The hard work of building a thing now isn’t writing the code. But I don’t think it ever was.
[…]
I think it’s really great to be excited about building things. There’s an agency, a sovereignty you can feel when building and I’m over the moon that more people get to experience that.
But if I might: my advice to new builders is to trust that the bajillion dollar, bleeding edge system you’re using is capable of doing what’s already been done.
That means that you can take risks. You can ignore the prior art. You can push further and discover what your tastes are and how you might make better software, and differently shaped software. Use those new powers to build the future, not another piece of the past.

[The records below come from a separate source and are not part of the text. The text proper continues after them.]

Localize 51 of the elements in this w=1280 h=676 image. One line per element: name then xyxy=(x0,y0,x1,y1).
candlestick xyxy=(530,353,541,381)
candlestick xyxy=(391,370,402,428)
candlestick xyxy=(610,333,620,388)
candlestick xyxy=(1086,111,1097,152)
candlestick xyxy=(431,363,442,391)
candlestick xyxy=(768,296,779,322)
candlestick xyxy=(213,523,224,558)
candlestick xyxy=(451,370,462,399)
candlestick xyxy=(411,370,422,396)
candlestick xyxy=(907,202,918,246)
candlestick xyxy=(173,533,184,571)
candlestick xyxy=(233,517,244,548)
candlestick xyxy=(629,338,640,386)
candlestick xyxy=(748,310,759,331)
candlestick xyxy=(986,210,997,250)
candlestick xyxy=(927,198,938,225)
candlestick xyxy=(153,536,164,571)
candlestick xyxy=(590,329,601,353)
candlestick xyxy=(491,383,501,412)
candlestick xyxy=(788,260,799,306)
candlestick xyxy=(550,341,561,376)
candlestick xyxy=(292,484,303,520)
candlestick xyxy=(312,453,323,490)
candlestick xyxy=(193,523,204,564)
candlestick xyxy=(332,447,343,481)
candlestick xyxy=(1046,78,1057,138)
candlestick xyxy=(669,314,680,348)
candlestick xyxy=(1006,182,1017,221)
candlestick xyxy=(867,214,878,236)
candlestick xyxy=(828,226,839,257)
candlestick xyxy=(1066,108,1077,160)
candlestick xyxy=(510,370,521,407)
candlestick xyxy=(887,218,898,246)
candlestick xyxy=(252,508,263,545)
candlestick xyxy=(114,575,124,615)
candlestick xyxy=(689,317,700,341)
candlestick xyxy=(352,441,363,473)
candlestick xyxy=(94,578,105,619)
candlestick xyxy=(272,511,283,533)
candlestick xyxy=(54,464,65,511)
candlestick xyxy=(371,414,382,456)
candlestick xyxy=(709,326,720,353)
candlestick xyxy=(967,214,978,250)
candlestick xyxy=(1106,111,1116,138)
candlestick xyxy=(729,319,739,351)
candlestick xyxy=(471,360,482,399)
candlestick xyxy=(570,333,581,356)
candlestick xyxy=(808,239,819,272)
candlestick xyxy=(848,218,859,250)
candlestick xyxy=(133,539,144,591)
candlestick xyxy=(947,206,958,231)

So I’m taking onboard that advice. Not only does Stream have a different approach (you need a backend to connect to) but also I’ve added accessibility features, pausing, and some other things that are useful to me – and might be useful to others
Source: Terry Godier
Image: Robert Zunikoff
If a computer is a bicycle for the mind, then LLMs are like e-bikes
I agree with this clear-eyed metaphor from Greg Wilson, riffing off Steve Jobs' famous quotation that computers are “bicycles for the mind”. It’s certainly been my experience that LLMs have enabled me to do things that I otherwise wouldn’t have done! Check out the ‘Tools’ section of my Dynamic Skillset website, for example. And that doesn’t even list everything…
[I]f a computer is a bicycle for the mind, then LLMs are like e-bikes. They let a lot of people go distances and tackle hills that they couldn’t before, and they’re better for all of us than cars, but they’re a menace to both pedestrians and traditional cyclists, more harmful to the environment than what they’re replacing, and have given companies yet another way to hollow out local businesses. (Neighborhood restaurants know that cheap delivery services are killing them slowly, but if they don’t play, they’ll just die more quickly.)